First, determine whether a deadline is flexible or hard. Whillans’s research suggests that just under half of deadlines are the internal, adjustable type, which is a good thing for would-be requesters because asking for more time from organizations outside your own could be much harder. Before you ask, carefully consider how much extra time you need to complete the task. Be mindful of what psychologists call “planning fallacy,” or the tendency to think things will take less time than they actually will. Whillans suggests asking for the “upper bounds” of your estimate. If you think you need two more hours, say you need four.

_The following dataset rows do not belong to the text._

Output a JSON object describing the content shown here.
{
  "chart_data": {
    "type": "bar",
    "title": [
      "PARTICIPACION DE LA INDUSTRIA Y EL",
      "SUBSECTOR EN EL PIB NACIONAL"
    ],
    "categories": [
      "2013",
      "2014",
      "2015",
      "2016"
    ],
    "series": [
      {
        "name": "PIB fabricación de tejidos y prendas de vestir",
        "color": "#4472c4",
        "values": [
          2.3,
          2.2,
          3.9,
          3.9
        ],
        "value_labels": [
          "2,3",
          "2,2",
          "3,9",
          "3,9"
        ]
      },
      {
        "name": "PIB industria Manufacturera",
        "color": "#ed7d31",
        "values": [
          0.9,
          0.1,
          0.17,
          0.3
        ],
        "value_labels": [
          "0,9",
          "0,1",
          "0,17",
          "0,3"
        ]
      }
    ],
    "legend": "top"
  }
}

If possible, ask in person rather than over email, telephone or Zoom. “In-person requests are more likely to be fulfilled,” Whillans says. It might feel easier to ask remotely, but it will also feel easier for the other person to say no under those conditions. When you ask for more time, focus on how it will result in better work. Don’t over-explain extenuating circumstances. “Under a deadline you’re freaked out about speed,” Whillans says. Often what matters more is quality.

Worldwide, women are more likely to be time-constrained than men. Whillans’s research suggests women disproportionately avoid asking for more time to complete work tasks, and the resulting stress undermines their physical and emotional well-being. That reticence is due, in part, to a fear of retribution. Don’t assume you will be penalized. Whillans found that women requesting extensions were not, in fact, judged more harshly than men, and that people proactively asking to extend deadlines were generally seen as more committed and not less so. (After three requests that positive view tends to turn.) If you find yourself constantly needing extensions, try to talk informally with your peers to see if the feeling is shared. Maybe the sense of unmet urgency is not a personal failing but an organizational one. “Ask yourself,” Whillans says, “is this a structural problem?”